There was no need to rush so I decided to stay for lunch at Ristorante Il Pozzo in the piazza.  Looking for people?  Follow the pasta!  A few of the village residents had gathered in the cozy restaurant per il pranzo (for lunch).  Il Pozzo is what I think of as “old school” Tuscan. . .wood-beamed ceilings, white table cloths, formal yet friendly service and classic Tuscan cooking.
I ordered one of my favorite pasta dishes, Pappardelle con Ragù di Cinghiale (pappardelle with wild boar sauce).  Made to perfection.  Era deliziosa! 

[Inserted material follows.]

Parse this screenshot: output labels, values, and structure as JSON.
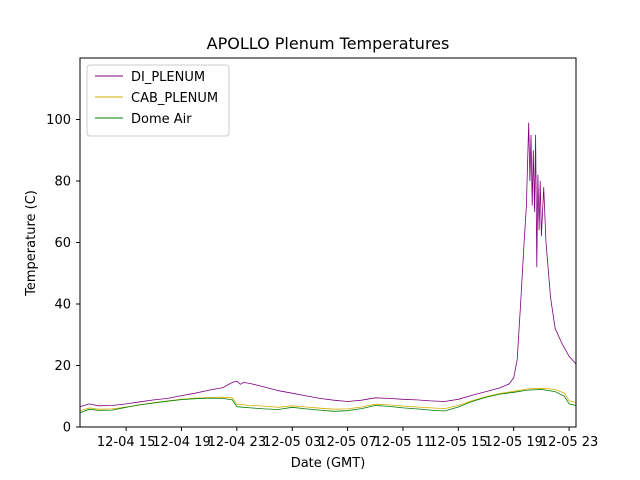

The clouds had darken by the end of lunch, so I thought I would start back before any more bad weather.  When I arrived in the parking lot, I found that my car had company!  There was a car parked on either side of mine.  Literally within inches of my car doors.  Mamma mia!  Parking Italian style!  There was no way to get between the cars although I did briefly consider crawling through the hatchback...but only briefly.  The parking lot was empty except for the three tightly packed “sardines” in front of me.  It was then that I noticed a group of men at the far edge of the parking lot loading a vespa onto a truckbed.  Using my best “damsel in distress” voice, I called to them for help, Potete aiutarmi, per favore?!

The men immediately abandoned their work and rushed to my aid.  Nothing better than a good problem to solve!  It certainly wasn’t the first time they had encountered a parking dilema.  There was much discussion.  A cellphone appeared, a call was made and within minutes a very slender young man came running toward us.  Reinforcements!  More discussion. Then to my amazement the natural contortionist, apparently without any bones in his body, managed to slip between the cars and slide into the front seat in one seamless motion.  I was rescued!  Hugs and congratulations all around!  My heroes stayed to make sure that I could actually drive the car, then shouted Arrivederci as I drove away.  For a moment, I felt as though I was in a scene from an old Italian movie!

Perhaps, somewhere in Italy, there is a town filled with cranky, impolite, unpleasant people. I have never found one.  Instead I have discovered enduring ingenuity, generosity of spirit and big Tuscan hearts.  Forza Toscana!